Jitu, Angga lalu berdiri padahal matanya belum terbuka sempurna, berjalan terhuyung keluar kamarnya. Sepertinya untuk cuci muka, Dipa hanya mengikutinya dari belakang.
Sementara Aru, agaknya belum bisa meyakinkan Pak Yanto. Dipa bahkan bisa mendengar teriakan jengkel Aru. Orang tua memang seperti itu, terlalu kaku.
"Aku tahu itu bahaya, Pak. Makanya kami butuh bantuan Pak Yanto."
Aru berteriak lagi, kali ini lebih halus, sedikit ada rasa putus asa di setiap jeda katanya. Apa iya, hanya untuk membujuk Pak Yanto saja sesulit ini?
Dipa yang merasa Aru sedang kesulitan dengan tugasnya, mendekat. Memberi kode pada Aru untuk diam, ah dia memang cerdas di bidang akademik, tapi jika urusannya antar manusia. Dipa-lah yang lebih bisa diandalkan.
"Malam Pak Yanto, apa kabar istri Anda? Apa skin care set-nya masih? Ah ... nanti kalau istri Anda minta untuk dibelikan lagi, Anda bisa memberitahu saya."
"Benar, Mas? Apa boleh?"
"Tentu saja, asal Pak Yanto mau membantu kami berdua."
Aru menggeleng tidak percaya. Metode yang digunakan Dipa berhasil. Dia berkali-kali bertanya, enggan percaya, jika prioritas utama semua manusia memang materi.
"Sebelum belajar untuk menjadi pengusaha seperti Papi, seharusnya kamu belajar dulu menjadi Manusia, Ru!"
Kurang ajar, bisa jadi apa yang dikatakan Dipa benar.
Selama perjalanan mereka kembali ke rumah utama, Aru disibukan dengan ingatannya, bagaimana hubungannya dengan teman-temannya? Apakah dia masih benar-benar payah sebagai manusia?
"Berhenti memikirkan yang tadi, Ru! Fokuslah!"
Buyar sudah, lain kali Aru akan mengajinya lebih dalam.

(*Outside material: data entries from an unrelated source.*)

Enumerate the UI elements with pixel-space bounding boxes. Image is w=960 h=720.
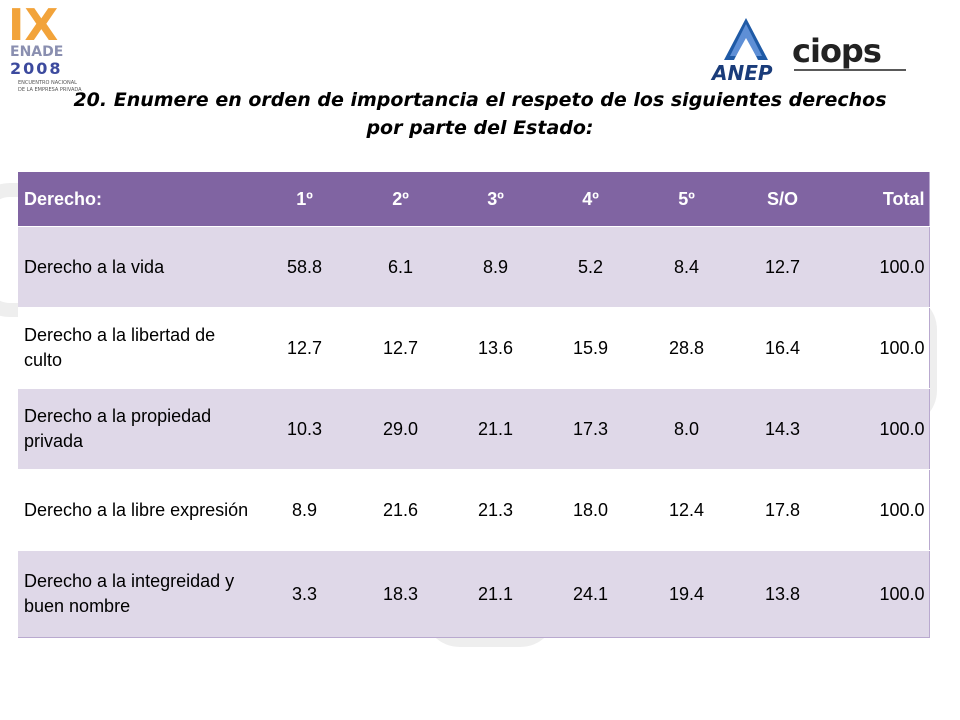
table-row: Derecho a la libre expresión 8.9 21.6 21… <box>18 469 929 551</box>
cell-total: 100.0 <box>830 226 929 308</box>
cell-total: 100.0 <box>830 307 929 389</box>
cell-3: 21.1 <box>448 388 543 470</box>
header-4: 4º <box>543 172 638 227</box>
anep-logo-text: ANEP <box>710 61 773 84</box>
cell-2: 29.0 <box>353 388 448 470</box>
cell-3: 21.1 <box>448 550 543 638</box>
cell-5: 8.0 <box>638 388 735 470</box>
cell-5: 19.4 <box>638 550 735 638</box>
cell-so: 13.8 <box>735 550 830 638</box>
cell-total: 100.0 <box>830 469 929 551</box>
table-row: Derecho a la libertad de culto 12.7 12.7… <box>18 307 929 389</box>
cell-total: 100.0 <box>830 388 929 470</box>
cell-5: 8.4 <box>638 226 735 308</box>
cell-so: 14.3 <box>735 388 830 470</box>
cell-5: 28.8 <box>638 307 735 389</box>
logo-enade-text: ENADE <box>10 44 63 60</box>
cell-so: 17.8 <box>735 469 830 551</box>
cell-1: 12.7 <box>256 307 353 389</box>
table-row: Derecho a la integreidad y buen nombre 3… <box>18 550 929 638</box>
cell-4: 17.3 <box>543 388 638 470</box>
rights-ranking-table: Derecho: 1º 2º 3º 4º 5º S/O Total Derech… <box>18 172 930 638</box>
cell-1: 8.9 <box>256 469 353 551</box>
title-line-2: por parte del Estado: <box>366 117 594 139</box>
header-so: S/O <box>735 172 830 227</box>
cell-4: 24.1 <box>543 550 638 638</box>
cell-4: 5.2 <box>543 226 638 308</box>
header-1: 1º <box>256 172 353 227</box>
cell-so: 12.7 <box>735 226 830 308</box>
cell-1: 10.3 <box>256 388 353 470</box>
header-total: Total <box>830 172 929 227</box>
row-label: Derecho a la propiedad privada <box>18 388 256 470</box>
cell-so: 16.4 <box>735 307 830 389</box>
table-header-row: Derecho: 1º 2º 3º 4º 5º S/O Total <box>18 172 929 227</box>
cell-total: 100.0 <box>830 550 929 638</box>
header-2: 2º <box>353 172 448 227</box>
title-line-1: 20. Enumere en orden de importancia el r… <box>73 89 887 111</box>
row-label: Derecho a la libertad de culto <box>18 307 256 389</box>
header-5: 5º <box>638 172 735 227</box>
cell-4: 18.0 <box>543 469 638 551</box>
cell-1: 58.8 <box>256 226 353 308</box>
cell-2: 12.7 <box>353 307 448 389</box>
ciops-logo: ciops <box>792 32 906 71</box>
table-row: Derecho a la vida 58.8 6.1 8.9 5.2 8.4 1… <box>18 226 929 308</box>
cell-2: 18.3 <box>353 550 448 638</box>
enade-2008-logo: IX ENADE 2008 ENCUENTRO NACIONAL DE LA E… <box>8 0 82 93</box>
cell-3: 21.3 <box>448 469 543 551</box>
cell-4: 15.9 <box>543 307 638 389</box>
logo-ix-text: IX <box>8 0 58 51</box>
row-label: Derecho a la vida <box>18 226 256 308</box>
cell-2: 21.6 <box>353 469 448 551</box>
row-label: Derecho a la integreidad y buen nombre <box>18 550 256 638</box>
logo-sub1-text: ENCUENTRO NACIONAL <box>18 80 77 86</box>
cell-3: 8.9 <box>448 226 543 308</box>
header-derecho: Derecho: <box>18 172 256 227</box>
slide-title: 20. Enumere en orden de importancia el r… <box>40 86 920 142</box>
ciops-logo-text: ciops <box>792 32 881 70</box>
cell-2: 6.1 <box>353 226 448 308</box>
logo-year-text: 2008 <box>10 59 63 78</box>
cell-5: 12.4 <box>638 469 735 551</box>
header-3: 3º <box>448 172 543 227</box>
cell-3: 13.6 <box>448 307 543 389</box>
anep-logo: ANEP <box>710 18 773 84</box>
row-label: Derecho a la libre expresión <box>18 469 256 551</box>
cell-1: 3.3 <box>256 550 353 638</box>
logo-sub2-text: DE LA EMPRESA PRIVADA <box>18 87 82 93</box>
table-row: Derecho a la propiedad privada 10.3 29.0… <box>18 388 929 470</box>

Paling penting sekarang adalah percobaan mereka.
Dia melihat ke arah Pak Yanto yang sudah siap, juga Angga yang wajahnya telah bersih tanpa sisa iler, matanya juga sudah terbuka lebar. Mungkin tengah membayangkan lima mangkuk mie ayam sedap yang pedas.
Mereka duduk melingkar di ruang tamu, mendiskusikan berbagai hal dengan suara lirih. Berharap ayah dan ibu yang tidur nyenyak tidak terganggu. Jika mereka bangun, bisa-bisa gagal rencana mereka.
"Pak Yanto, tetap di sini bersama Aru. Tugas Bapak hanya memastikan supaya Aru tetap aman jika dia terjatuh pingsan, jangan sampai terbentur apapun. Mengerti?"
"Baik, Mas."
"Dan Angga, kamu pergi bersamaku. Kalau sewaktu-waktu keadaanku melemah kamu harus segera menggendongku dan berlari kembali ke tempat Aru. Paham?"
"Iya, Mas. Mas Dipa harus membelikanku lebih banyak mie ayam kalo nanti jaraknya semakin jauh."
"Aku yang akan membelikanmu mie ayam, dasar tukang makan!"
KAMU SEDANG MEMBACA
CHEMISE (Complete)
Historia Corta"Bangunlah Andaru Jaya! Aku sudah di sini sekarang." "Si ... siapa kamu?" "Dipa, Dipa Estu Jatmika, kamu butuh otakku, dan aku membutuhkan detak jantungmu. Kita saling membutuhkan sekarang." A big love to @ramviari for create this beautiful cover 😍...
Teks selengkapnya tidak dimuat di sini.